“As capitalist, he is only capital personified. His soul is the soul of capital. But capital has one single life impulse, the tendency to create value and surplus-value, to make its constant factor, the means of production, absorb the greatest possible amount of surplus-labour.” – Karl Marx
We turn next to the distribution of capitalist surpluses. That distribution illustrates how capitalism’s organization of the surplus deeply influences so many other aspects of societies where it exists (and especially where it prevails). Capitalists distribute significant portions of the surplus they appropriate to themselves for their consumption. They do so both for personal satisfaction and to underscore their differences (in homes, dress, transport, etc.) from the wageearners. The differences in consumption level – results of the inequality produced and sustained by capitalism – can then be transformed ideologically into signs of inherent attributes of individuals that make some surplus appropriators and others surplus producers. Just as earlier societies had made the inequalities resulting from slavery and feudalism matters caused rather by nature or God, in capitalism strong ideological tendencies make inherent individual variability (“human nature”) the cause. It too, like nature and God, cannot be changed by mere mortals. The passing social convention – made and changed by society – becomes instead moored and unmovable in cement. Those who rule societies need desperately to believe and have others believe their positions are permanent.

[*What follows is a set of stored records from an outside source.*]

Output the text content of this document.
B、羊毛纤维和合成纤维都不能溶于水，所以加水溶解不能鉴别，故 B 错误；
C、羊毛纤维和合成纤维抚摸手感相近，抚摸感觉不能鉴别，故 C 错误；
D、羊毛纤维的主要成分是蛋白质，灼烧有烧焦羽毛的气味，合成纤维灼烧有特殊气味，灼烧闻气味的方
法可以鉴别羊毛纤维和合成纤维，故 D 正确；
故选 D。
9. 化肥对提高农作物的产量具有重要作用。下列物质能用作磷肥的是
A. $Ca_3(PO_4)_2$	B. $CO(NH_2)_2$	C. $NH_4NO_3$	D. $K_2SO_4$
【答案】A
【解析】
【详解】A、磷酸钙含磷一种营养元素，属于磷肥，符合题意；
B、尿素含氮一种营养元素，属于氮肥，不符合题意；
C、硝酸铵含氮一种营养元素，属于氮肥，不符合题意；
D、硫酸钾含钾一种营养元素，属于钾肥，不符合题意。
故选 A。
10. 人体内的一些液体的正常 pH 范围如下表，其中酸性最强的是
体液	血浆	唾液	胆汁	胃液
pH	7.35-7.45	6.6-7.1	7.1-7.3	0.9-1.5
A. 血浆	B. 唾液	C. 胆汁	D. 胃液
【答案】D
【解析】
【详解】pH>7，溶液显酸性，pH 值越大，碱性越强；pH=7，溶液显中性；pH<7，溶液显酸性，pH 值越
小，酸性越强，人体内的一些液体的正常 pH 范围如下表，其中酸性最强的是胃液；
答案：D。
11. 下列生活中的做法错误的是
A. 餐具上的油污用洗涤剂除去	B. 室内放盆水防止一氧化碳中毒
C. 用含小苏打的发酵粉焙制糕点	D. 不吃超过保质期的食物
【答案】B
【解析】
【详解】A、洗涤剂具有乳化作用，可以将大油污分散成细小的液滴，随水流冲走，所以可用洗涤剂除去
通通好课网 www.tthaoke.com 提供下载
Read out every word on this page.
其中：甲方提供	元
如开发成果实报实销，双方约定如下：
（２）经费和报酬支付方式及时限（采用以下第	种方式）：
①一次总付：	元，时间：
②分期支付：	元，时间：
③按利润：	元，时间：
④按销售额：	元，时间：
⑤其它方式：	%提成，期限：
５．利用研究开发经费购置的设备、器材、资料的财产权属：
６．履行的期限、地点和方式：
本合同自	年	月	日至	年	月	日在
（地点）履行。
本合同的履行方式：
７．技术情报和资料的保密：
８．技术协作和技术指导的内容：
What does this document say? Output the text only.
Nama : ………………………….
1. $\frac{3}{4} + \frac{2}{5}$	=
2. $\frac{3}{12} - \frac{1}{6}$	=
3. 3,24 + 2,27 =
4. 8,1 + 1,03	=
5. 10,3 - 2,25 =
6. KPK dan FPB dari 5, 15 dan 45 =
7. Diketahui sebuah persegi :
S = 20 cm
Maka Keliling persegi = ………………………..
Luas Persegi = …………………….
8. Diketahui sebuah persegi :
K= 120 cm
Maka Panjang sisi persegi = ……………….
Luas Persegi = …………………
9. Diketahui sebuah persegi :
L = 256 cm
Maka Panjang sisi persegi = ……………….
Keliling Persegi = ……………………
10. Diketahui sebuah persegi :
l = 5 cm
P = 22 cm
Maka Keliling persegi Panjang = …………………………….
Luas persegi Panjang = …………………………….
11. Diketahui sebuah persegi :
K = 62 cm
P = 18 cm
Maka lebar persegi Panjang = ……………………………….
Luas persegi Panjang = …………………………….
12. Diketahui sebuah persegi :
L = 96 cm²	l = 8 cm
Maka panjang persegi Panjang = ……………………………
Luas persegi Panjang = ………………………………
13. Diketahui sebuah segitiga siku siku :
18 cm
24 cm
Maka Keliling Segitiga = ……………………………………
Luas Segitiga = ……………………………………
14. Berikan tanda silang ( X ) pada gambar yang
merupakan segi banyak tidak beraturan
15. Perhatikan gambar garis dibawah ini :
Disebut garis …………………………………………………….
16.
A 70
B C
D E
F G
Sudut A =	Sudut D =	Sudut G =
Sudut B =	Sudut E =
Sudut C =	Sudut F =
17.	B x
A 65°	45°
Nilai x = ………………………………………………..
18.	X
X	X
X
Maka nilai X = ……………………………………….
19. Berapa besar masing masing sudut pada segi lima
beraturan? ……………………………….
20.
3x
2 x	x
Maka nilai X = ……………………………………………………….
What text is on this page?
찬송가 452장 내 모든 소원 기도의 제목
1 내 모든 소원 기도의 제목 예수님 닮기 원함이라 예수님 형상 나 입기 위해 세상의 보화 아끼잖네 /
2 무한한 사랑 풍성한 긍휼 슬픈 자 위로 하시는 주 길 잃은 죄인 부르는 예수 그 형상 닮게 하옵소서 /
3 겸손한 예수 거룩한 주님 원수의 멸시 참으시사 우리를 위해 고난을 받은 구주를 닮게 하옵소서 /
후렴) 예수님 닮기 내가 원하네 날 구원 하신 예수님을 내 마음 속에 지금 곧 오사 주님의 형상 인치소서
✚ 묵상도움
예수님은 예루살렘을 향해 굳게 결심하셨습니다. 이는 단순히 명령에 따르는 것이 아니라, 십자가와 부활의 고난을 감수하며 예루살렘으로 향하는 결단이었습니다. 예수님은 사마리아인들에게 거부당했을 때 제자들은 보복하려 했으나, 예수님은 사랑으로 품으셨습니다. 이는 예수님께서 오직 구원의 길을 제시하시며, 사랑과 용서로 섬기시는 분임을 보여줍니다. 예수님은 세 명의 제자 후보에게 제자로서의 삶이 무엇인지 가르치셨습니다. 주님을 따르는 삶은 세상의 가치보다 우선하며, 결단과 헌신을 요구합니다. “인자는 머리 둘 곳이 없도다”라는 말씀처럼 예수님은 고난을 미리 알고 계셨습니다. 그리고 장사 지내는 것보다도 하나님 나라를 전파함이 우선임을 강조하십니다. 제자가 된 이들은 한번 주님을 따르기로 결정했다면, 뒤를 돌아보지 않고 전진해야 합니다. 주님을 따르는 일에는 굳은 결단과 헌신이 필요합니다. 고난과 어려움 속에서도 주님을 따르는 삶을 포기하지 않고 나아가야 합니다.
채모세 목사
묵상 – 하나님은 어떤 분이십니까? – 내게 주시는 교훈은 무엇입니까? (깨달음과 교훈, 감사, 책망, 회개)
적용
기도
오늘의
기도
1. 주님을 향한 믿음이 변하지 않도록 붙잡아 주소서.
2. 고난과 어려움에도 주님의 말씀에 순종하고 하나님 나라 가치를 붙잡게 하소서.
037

Just as importantly, capitalists distribute other portions of the surplus they appropriate to all sorts of managers and supervisors to perform tasks needed for the surplus to be produced. Those tasks are not themselves productive of surpluses, but they are crucial to the production of surplus by others. This distinction matters. The personnel manager in a modern capitalist corporation does not labor with machines to transform raw materials into commodities for sale. Such a manager controls and maneuvers productive laborers but is not one of them. The salary and equipment such a manager uses represent costs to the capitalist defrayed by distributions of the surplus. In capitalism, as Marx makes so clear, the capitalist has to distribute much of the surplus to others in order to keep on getting surplus. Without personnel managers, the surplus-producing workers might produce less surplus or none at all.
The manager in this case is an unproductive laborer. His work provides a necessary condition of existence for surplus production by other, productive laborers. The latter are performers of surplus labor; the manager is an enabler of their productive labor. For capitalism to reproduce itself, it requires performers and enablers, productive and unproductive laborers, but that does not mean their differences do not matter. Quite the contrary: in every exploitative economic system, the two different kinds of laborers have played varying roles in supporting or overthrowing the system, in seeking political alliances with each other or alternatively with surplus appropriators. In slavery, for example, field and house slaves exhibited varying relationships. So too did serfs assigned to agriculture versus crafts. Capitalism has had its blue and white collar employees. To Marx’s credit, his surplus theory – and the class analysis built on it – grasped the deeper, systemic importance of these differences.
Capitalists distribute surpluses to yet other sorts of recipients for other purposes. For example, capitalists distribute surpluses as funds to managers charged with purchasing and installing more or better machines, tools, equipment, etc. Their goals might be to increase the scale of production or to replace labor power (automation) or both. What drives such distributions of the surplus is the competition among capitalists. Each fears that competitors will acquire machines or other inputs that enable more products at a lower cost; each hopes to be such an acquirer. With similar motivations, capitalists can direct surplus distributions to cover costs of relocating production to lower wage areas or recruiting workers from elsewhere (i.e., immigrants and outsourced labor) willing to work at lower wages.
Capitalists distribute portions of the surpluses they appropriate to fund whatever other conditions of existence that seem to them to need it.
For production sites threatened by thievery, for example, surplus may pay wages for the unproductive labor of security officers. Where productive laborers exhibit alcohol-related problems, capitalists may hire the unproductive labor power of personnel managers or counselors to help solve those problems. If litigation is a risk, capitalists will use surpluses to retain lawyers. Portions of the surplus must also be paid to federal, state and/or local governments in taxes, dividends to shareholders, interest to lenders and so on.
For Marx, the capitalist functions at the center of a complex system. On the one hand, the capitalist strives to appropriate the greatest possible surplus from hired productive laborers. On the other hand, the same capitalist must guess how best to distribute different portions of the appropriated surplus to various recipients (enablers, unproductive laborers) who provide conditions of existence for the capitalist enterprise.
No wonder capitalism develops unevenly – as Marx stressed. Each competing capitalist decides and functions around guesses about present and future realities. Each capitalist guesses differently because the circumstances of each and how these circumstances are assessed and understood vary. One succeeds and another fails giving capitalism its uneven development path. Deep suspicions of one another and even deeper suspicion of any state coordination keep capitalists from overcoming the systemic unevenness. Likewise, capitalism develops unevenly geographically as ‘developed’ and ‘undeveloped’ areas proliferate and even sometimes replace one another.